Disgraced former U.S. Army Sgt. Bowe Bergdahl, who abandoned his fellow soldiers on an Afghan battlefield in 2009, beat the rap last week by coming away from his court-martial with no additional jail time. Although he was reduced in rank and dishonorably discharged from the Army, he walked out of a military court as a free man.
President Trump called Bergdahl’s light sentence “a complete and total disgrace,” and I agree because he dishonored the uniform he wore and put the lives of his comrades in arms in jeopardy. Military prosecutors had recommended a 14-year prison sentence, which would’ve been a more appropriate punishment for a deserter who tried to depict himself as a victim. At one point he actually said the Taliban treated him better than the Army did despite his accusations of torture.
Victimhood is a recurring theme in civilian and military courts these days as criminal defendants claim to be victims. So think of Bergdahl, Bill Cosby, Harvey Weinstein and Kevin Spacey as victims. Different crimes, same excuse. The devil made them do it.
Bergdahl claimed he walked off his dangerous remote post in Afghanistan because he was concerned about his command’s leadership. Of course that’s not how honorable, patriotic soldiers express their concerns; they take their complaints up the chain of command. If your immediate commander won’t listen, you go to the next higher level.
Bergdahl’s apologists say he was held by the Taliban in “brutal conditions” for five years before being released in a 2014 prisoner swap engineered by former President Obama, who traded Bergdahl for five senior Taliban fighters. That dubious decision led to a highly inappropriate and embarrassing Rose Garden ceremony in which Obama welcomed Bergdahl’s parents to the White House. That’s where Bergdahl’s heavily bearded father proceeded to speak Pashtun, the language of the Taliban, in one of the more awkward moments of Obama’s presidency.
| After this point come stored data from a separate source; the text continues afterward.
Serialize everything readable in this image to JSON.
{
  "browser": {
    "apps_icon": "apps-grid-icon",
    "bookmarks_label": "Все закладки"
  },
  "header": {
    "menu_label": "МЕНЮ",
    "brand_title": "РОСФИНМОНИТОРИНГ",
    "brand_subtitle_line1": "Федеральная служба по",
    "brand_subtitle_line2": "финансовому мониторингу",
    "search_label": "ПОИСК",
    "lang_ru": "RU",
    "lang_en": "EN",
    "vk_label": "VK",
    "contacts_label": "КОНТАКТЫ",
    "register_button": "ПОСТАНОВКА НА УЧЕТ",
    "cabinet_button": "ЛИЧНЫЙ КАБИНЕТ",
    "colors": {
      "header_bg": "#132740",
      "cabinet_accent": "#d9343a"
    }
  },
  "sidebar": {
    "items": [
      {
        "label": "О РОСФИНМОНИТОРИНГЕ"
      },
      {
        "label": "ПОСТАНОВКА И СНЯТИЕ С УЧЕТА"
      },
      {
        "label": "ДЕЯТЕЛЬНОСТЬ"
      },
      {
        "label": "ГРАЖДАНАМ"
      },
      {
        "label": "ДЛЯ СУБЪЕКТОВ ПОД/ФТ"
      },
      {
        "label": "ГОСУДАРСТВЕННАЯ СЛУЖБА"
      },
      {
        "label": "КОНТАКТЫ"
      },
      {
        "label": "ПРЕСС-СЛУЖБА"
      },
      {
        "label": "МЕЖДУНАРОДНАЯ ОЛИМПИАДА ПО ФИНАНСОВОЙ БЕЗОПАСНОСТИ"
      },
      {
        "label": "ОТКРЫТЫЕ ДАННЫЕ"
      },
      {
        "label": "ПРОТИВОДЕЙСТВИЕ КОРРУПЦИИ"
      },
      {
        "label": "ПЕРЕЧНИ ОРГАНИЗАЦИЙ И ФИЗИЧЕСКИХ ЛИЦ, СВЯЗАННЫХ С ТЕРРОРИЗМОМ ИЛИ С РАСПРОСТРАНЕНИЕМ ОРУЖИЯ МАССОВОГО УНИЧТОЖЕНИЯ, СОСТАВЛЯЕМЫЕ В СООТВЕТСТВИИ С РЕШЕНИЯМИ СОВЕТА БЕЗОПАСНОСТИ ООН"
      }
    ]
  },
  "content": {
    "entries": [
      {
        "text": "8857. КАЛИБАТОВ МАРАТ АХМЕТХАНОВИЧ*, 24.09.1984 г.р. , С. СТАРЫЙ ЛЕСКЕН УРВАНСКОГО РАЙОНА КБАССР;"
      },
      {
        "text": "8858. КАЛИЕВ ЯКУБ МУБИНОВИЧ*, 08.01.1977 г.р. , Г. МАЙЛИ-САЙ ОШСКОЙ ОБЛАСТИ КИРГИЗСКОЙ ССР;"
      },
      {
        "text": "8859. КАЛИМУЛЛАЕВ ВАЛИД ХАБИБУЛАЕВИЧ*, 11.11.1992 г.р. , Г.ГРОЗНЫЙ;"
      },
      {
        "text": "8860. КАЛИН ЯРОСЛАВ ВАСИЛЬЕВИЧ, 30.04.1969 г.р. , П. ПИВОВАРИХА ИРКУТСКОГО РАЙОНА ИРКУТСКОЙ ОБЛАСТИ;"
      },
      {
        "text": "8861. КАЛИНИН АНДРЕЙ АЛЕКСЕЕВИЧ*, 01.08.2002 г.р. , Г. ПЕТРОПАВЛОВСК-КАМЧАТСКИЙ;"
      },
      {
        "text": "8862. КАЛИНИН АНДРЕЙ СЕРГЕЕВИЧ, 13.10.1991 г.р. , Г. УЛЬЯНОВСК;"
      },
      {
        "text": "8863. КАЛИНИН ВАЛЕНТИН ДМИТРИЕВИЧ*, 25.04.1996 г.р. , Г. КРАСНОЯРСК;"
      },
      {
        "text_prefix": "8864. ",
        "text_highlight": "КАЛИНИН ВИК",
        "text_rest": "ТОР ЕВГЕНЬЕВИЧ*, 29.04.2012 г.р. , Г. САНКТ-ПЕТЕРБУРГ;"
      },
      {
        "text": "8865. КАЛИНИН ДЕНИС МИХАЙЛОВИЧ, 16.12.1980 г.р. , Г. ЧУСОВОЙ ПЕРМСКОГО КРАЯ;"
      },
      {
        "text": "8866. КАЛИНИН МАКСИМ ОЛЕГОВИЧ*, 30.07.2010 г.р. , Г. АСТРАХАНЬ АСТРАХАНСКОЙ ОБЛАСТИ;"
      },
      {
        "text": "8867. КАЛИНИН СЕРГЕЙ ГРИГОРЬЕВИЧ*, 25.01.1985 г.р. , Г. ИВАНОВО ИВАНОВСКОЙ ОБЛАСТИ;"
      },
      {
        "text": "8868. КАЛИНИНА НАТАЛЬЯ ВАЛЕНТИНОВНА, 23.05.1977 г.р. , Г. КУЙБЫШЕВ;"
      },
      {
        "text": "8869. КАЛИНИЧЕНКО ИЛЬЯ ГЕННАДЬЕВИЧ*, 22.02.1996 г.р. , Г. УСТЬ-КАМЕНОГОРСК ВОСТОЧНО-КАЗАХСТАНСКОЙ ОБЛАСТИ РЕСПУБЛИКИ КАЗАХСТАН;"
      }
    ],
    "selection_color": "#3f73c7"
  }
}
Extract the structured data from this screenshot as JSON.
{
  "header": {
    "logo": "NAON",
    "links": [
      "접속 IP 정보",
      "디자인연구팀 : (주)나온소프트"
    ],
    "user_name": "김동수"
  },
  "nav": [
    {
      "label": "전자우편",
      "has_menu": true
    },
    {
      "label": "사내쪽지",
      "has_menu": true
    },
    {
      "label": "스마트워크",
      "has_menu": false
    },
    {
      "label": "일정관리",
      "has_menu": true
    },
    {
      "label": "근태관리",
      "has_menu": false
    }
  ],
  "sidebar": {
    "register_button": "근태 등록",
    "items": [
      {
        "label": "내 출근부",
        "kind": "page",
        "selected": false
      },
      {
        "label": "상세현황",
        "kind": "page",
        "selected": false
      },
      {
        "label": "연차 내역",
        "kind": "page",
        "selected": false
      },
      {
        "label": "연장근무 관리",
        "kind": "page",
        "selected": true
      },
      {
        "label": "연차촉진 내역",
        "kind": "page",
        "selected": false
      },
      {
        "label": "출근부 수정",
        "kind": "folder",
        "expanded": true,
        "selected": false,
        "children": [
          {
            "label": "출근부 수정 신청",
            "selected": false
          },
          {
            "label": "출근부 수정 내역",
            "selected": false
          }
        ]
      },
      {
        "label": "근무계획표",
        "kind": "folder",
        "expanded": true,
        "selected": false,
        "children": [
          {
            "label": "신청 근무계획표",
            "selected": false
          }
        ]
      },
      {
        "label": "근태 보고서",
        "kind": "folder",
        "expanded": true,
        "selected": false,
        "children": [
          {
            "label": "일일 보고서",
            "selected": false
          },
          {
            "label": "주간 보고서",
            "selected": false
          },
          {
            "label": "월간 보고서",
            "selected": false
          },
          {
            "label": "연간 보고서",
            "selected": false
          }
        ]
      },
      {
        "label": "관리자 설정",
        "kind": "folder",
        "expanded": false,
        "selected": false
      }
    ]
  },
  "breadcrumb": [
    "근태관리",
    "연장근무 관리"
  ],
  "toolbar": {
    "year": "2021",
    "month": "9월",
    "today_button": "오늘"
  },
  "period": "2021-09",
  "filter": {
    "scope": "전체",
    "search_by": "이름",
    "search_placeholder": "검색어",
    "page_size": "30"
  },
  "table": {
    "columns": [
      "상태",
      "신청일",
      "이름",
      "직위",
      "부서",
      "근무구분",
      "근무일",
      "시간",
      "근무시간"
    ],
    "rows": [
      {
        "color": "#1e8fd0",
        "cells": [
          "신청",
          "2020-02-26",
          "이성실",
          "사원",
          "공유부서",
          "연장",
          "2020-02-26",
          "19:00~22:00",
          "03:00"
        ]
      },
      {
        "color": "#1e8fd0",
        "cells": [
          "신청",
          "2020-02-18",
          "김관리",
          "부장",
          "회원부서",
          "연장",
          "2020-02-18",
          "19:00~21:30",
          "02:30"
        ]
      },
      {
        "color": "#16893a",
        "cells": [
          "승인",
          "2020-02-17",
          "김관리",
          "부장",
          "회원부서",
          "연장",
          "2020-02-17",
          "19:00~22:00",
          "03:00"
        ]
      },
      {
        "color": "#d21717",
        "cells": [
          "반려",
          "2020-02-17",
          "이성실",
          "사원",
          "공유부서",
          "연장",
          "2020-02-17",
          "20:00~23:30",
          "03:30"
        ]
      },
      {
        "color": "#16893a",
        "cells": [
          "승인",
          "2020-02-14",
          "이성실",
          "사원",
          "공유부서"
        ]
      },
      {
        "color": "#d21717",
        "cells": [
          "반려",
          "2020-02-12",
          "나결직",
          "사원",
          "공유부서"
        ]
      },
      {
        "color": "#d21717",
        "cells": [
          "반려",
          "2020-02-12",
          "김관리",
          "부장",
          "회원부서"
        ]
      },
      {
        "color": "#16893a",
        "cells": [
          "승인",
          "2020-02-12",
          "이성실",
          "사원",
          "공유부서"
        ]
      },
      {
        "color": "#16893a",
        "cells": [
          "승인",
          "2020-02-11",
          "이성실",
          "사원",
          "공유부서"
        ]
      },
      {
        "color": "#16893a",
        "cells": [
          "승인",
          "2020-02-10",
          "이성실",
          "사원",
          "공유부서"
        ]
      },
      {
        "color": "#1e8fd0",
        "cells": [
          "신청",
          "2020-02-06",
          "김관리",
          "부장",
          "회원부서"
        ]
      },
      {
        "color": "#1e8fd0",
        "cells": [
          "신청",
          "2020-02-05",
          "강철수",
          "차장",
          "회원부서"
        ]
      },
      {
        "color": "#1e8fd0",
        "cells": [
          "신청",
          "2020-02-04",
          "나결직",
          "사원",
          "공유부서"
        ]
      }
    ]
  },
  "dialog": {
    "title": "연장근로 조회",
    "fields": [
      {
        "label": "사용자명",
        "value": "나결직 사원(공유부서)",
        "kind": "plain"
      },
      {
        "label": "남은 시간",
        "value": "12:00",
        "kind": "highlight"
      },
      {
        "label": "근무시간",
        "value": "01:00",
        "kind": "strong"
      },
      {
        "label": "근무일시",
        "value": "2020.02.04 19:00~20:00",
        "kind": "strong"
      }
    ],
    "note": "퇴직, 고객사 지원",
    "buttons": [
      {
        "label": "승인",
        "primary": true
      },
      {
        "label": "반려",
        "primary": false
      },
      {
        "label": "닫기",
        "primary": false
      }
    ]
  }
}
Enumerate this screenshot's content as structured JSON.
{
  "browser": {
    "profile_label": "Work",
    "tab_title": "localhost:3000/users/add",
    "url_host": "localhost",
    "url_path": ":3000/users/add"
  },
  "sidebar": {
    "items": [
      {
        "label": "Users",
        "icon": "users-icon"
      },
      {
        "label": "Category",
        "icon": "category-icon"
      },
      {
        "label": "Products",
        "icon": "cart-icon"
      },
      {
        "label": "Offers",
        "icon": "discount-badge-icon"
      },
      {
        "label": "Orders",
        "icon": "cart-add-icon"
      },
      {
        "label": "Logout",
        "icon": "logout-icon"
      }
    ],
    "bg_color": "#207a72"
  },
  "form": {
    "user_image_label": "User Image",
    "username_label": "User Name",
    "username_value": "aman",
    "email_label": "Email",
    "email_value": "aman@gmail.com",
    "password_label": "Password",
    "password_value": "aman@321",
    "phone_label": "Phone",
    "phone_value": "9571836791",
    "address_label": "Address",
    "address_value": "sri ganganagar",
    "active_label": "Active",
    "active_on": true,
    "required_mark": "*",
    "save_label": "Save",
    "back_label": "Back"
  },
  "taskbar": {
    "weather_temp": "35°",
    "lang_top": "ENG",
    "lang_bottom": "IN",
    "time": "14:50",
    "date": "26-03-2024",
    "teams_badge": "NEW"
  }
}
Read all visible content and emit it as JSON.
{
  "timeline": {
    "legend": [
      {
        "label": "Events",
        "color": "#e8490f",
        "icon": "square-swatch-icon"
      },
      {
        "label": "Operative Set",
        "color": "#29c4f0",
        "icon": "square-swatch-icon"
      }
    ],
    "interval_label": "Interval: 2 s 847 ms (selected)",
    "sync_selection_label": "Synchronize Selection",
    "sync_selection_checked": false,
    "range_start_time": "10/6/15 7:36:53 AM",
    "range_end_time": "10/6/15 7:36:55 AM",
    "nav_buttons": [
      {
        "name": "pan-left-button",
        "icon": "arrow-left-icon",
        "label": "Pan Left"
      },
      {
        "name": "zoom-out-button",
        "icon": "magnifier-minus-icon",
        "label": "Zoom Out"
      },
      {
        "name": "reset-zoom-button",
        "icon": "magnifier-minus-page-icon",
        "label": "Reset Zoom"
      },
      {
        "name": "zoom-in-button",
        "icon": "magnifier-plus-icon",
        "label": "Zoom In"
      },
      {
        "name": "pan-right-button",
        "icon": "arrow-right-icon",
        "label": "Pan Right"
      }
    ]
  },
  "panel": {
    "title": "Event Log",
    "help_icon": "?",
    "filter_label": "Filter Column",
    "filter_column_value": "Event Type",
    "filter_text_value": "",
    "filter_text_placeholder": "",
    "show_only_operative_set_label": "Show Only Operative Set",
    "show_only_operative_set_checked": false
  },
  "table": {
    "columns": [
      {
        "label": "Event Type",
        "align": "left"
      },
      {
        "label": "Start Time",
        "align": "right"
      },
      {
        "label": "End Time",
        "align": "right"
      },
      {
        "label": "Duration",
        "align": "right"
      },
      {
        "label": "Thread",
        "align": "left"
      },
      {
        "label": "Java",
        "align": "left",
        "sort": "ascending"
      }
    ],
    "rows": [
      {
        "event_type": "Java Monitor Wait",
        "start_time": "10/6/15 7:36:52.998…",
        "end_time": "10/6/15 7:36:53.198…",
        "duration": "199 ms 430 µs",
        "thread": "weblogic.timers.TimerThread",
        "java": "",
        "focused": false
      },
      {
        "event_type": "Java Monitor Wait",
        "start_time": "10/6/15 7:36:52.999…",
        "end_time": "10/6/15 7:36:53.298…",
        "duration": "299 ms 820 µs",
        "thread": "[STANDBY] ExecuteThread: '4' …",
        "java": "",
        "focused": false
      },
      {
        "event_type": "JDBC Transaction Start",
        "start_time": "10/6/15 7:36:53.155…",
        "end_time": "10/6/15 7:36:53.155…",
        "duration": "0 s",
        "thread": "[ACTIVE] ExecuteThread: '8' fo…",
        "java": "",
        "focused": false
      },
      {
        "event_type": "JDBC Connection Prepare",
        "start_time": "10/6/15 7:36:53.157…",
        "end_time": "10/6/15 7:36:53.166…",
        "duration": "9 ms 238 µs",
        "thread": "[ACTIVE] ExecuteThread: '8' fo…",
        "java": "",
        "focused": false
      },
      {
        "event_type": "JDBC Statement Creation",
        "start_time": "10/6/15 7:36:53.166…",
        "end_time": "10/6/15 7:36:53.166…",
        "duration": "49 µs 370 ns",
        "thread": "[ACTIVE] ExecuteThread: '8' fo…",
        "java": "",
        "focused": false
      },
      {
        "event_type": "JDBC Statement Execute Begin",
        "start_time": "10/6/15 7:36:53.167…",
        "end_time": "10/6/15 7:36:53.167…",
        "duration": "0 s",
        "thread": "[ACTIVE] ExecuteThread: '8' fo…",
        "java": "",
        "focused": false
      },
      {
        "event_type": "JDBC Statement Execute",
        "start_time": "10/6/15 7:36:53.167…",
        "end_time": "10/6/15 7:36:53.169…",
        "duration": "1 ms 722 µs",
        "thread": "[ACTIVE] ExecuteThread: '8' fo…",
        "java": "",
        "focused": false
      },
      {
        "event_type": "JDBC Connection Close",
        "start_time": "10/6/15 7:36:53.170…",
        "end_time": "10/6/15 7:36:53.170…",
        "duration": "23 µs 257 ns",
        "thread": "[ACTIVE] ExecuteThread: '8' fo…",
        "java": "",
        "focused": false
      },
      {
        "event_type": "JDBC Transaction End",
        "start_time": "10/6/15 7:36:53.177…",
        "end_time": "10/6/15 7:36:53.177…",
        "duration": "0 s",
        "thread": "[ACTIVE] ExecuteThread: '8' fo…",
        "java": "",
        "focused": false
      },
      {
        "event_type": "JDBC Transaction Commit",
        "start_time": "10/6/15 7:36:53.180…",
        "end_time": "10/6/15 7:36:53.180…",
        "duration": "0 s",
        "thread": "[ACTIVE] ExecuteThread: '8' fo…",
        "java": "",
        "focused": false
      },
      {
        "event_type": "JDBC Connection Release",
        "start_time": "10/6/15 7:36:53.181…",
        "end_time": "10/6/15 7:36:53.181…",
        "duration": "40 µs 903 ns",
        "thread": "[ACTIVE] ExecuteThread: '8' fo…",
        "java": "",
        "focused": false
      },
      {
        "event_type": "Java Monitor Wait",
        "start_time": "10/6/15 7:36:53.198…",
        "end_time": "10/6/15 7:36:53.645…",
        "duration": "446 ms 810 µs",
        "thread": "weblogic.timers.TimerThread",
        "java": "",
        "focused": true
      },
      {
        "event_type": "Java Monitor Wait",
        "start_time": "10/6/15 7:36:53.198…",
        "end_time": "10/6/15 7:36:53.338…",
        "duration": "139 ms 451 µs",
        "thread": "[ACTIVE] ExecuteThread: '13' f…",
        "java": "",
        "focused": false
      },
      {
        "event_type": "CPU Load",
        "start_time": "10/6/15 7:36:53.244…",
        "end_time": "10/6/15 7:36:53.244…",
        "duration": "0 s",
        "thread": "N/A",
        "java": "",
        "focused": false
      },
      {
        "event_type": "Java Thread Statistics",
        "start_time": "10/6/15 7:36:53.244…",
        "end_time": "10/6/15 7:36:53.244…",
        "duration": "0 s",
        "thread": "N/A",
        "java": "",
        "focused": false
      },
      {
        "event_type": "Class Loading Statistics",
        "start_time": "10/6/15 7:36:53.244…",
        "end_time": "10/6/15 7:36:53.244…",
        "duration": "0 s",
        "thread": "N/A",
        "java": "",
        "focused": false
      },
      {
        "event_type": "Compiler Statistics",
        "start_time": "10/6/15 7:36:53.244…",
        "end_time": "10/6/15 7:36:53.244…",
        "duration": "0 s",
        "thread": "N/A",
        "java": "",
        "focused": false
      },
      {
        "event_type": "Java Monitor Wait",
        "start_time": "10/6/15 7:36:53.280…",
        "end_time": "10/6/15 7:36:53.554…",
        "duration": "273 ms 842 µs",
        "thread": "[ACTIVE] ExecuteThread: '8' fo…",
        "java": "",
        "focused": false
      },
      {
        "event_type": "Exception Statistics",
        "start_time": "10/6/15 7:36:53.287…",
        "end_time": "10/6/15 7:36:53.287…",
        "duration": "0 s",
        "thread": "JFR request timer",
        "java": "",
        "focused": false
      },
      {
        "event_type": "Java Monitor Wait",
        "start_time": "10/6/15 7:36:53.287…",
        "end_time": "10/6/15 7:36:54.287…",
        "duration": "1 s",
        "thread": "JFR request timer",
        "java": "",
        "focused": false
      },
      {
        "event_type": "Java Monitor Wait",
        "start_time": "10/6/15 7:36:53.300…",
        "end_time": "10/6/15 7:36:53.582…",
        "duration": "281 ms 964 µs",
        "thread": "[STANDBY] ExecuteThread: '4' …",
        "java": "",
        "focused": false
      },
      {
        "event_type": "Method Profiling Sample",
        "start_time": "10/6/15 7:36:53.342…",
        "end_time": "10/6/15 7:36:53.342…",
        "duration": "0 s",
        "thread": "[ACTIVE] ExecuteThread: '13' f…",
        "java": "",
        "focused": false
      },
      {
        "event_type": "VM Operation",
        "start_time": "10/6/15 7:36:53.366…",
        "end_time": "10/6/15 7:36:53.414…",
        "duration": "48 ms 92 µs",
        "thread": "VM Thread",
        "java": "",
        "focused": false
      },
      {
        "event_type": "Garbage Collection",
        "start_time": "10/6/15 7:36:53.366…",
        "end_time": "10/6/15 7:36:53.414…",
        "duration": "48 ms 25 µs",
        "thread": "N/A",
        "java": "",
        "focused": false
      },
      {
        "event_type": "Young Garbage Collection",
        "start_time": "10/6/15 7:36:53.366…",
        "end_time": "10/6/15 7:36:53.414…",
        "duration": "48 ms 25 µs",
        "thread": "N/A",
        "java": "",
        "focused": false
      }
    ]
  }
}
Obama’s national security adviser, Susan Rice, made the situation even worse by telling the media Bergdahl had served with “honor and distinction.” But that’s not what Army prosecutors thought when they charged the disgraced soldier with desertion and “misbehavior before the enemy,” a serious felony comparable to treason that carries a possible life sentence.
According to the Army, Bergdahl’s desertion led to a desperate manhunt that risked soldiers’ lives and resulted in at least three serious injuries. A rocket-propelled grenade shattered former Cpl. Jonathan Morita’s right hand during an intensive search for the deserter. Despite the military’s “no soldier left behind” policy, Bergdahl left his comrades behind when he walked off his assigned post.
An outspoken retired Army officer, Lt. Col. Ralph Peters, spoke for me when he asked how “a confessed deserter whose actions brought our Afghan campaign to a halt and led to the acknowledged wounding and alleged deaths of his comrades, can walk out of a military courtroom as a free man.” Good question. “Political correctness has infected our military even more profoundly than many of us long feared,” Peters added. “Successive administrations have used our armed forces as a laboratory for social transformation.” Amen!
I know I’m not alone in expressing concern our top military commanders are paying too much attention to transgender bathrooms and not enough attention to war-fighting capabilities and other priority issues like combat readiness and ship navigation, given the Navy’s recent ship collisions at sea.
Convicted deserter Bowe Bergdahl should be shunned by the military and polite society.
Perhaps he and his father can get together and speak Pashtun to one another while watching ISIS propaganda videos.
Guy W. Farmer is a retired diplomat and U.S. Air Force veteran.